Chasing Angry Storm Clouds
Chasing Angry Storm Clouds
The computer prediction models indicated the rain storm currently at the house would culminate in a pretty special sunset someplace northwest of here. The question was, where exactly might that special place be?
I left hours before sunset. I wasn’t sure if I would need the extra time to hike Black Butte, or a short stretch of the Pacific Crest Trail where it crossed the Santiam Pass, or hammer my way up Black Crater Trail. I knew I needed to get to a location where I had a wide view that included a mountain peak.
I reached the decision crossroads in Sisters, Oregon. Should I continue on and up Santiam Pass or turn and head up McKenzie Pass? I checked the software app for an updated prediction. I knew which ever direction I chose this would likely be the last chance for an update. I would likely be entering a ‘no service’ zone. I made a decision and opted to head for the top of McKenzie Pass.
When I arrived at the Dee Wright Observatory I immediately made my way to the top deck where it’s possible to get a 360 view. As many as five distant mountain tops were visible; North & Middle Sister, Mt. Washington, Three Finger Jack and Mt. Jefferson. Black Crater, Belknap Crater and Little Belknap Crater were visible too.
There was still plenty of time till sunset. All around lightning lit up the sky with booming thunder to follow. I decided to try my hand at capturing some lightning strike images.
There was no predicting where the next lightning bolt would appear. I trained the camera on North & Middle Sister Mountain peaks hoping for that iconic peak top lightning strike image.
I programmed the camera to shoot one frame a second for 30 seconds keeping my fingers crossed. No lightning luck! I repeated the process a few times but the lightning seemed to happen everywhere except where I had aimed the camera. Soon it stopped and the rain began. I retreated to the next floor down with a roof.
The storm dissipated a bit and then reorganized to the Southwest. It rained on and off for an hour. Sunset was an hour from now. I left the shelter and headed west to find a better view of North & Middle Sisters. I didn’t have to go far. I pulled off the road just passed where the Pacific Crest Trail crosses the road.
This whole area is nothing but black lava rock, sharp and jagged!
Between me and the mountains there was an expanse of tenacious trees and plants growing between small seams in the hardened volcanic rock flows. Beyond that was a big swathe of nothing but an old lava flow void of any plants. Beyond that a dense forest area and beyond that the barren slopes of the mountains.
I navigated my way through the lava maze doing what I could to avoid snagging an arm or leg on the sharp rock. The terrain undulated. I aimed for a high spot I had seen from the road. A direct route wasn’t possible. I had to re-sighted my target each time I climbed out of a low spot.
I reached the target spot. I had a view with plants at my feet, the void lava flow zone, the forest leading up to the lower slopes, and a treeless top two-thirds of the mountains. Also visible was Hayden glacier clinging to the North slope of Middle Sister. I set up the tripod and composed a shot that included the mountain peaks, the darkening sky, and enough of the foreground and mid-ground to give the image context.

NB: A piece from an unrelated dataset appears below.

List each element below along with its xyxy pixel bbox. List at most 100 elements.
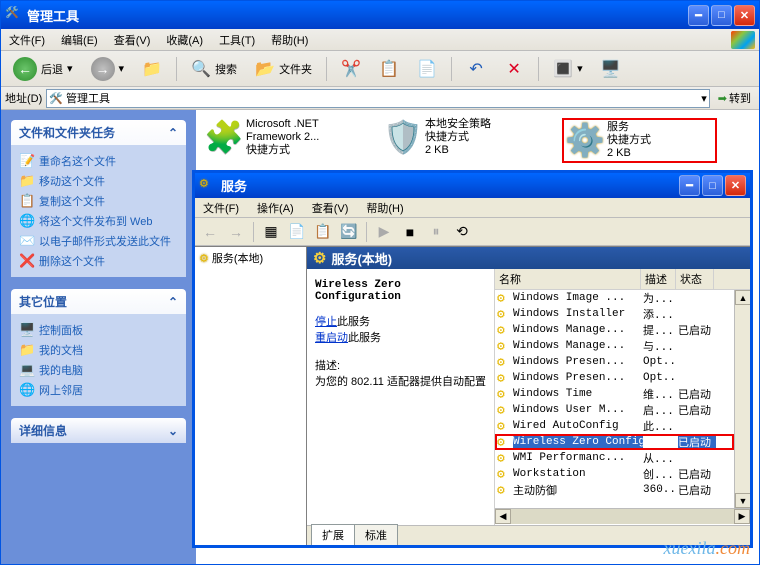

Sunset was now approaching. I was facing south. My hope was that the light from the setting sun would catch the West slope of both mountains.
The oblique angle of the light scrapped across the trees tops in front of me turning some of them orange while others in low areas remained ‘shadow blue’. I waited hoping the light would reflect upward to the underside of the storm clouds.
Yes! Perfect! It was happening just as I had hoped. The West sky turned a pink-orangish color. I was tempted to turn the camera in that direction but stayed focused on the first composition. The underside of the clouds turned a redish-magenta. The clouds on the leading edge were dark blue-gray. The combination of colors made for a dramatic angry sky look.
I tested a few exposure combinations. It was getting pretty dark. My choice of exposure settings required a long,10 to 20 seconds exposure time. I took some 25 images. All the while thunder boomed and lightning lit up the sky all around.
I kept telling myself, just one more, just one more.
As the clouds moved towards me I knew rain was on the way. I also knew the retreat back to the car wouldn’t be a quick one. I stayed till the light required a 30 second exposure. Time to go. Headlamp on I negotiated the lava rock terrain back to the road. The rain began to fall as I loaded gear in the car.
The drive down McKenzie Pass was filled with loud thunder and bright lightning. I paused at an overlook contemplating another attempt at a lightning sky photo. At the last minute I opted out and drove on.
These photo experiences can be exhilarating, especially when the it all comes together as planned. I almost always let the files sit for a few days, sometimes even a week before beginning photo processing. This time I was eager to download and open the files.
The next morning with a coffee cup in one hand and a computer mouse in the other I began the image import, triage and editing process. As I worked with the file I replayed the experience. It’s a rough job but someone has to do it.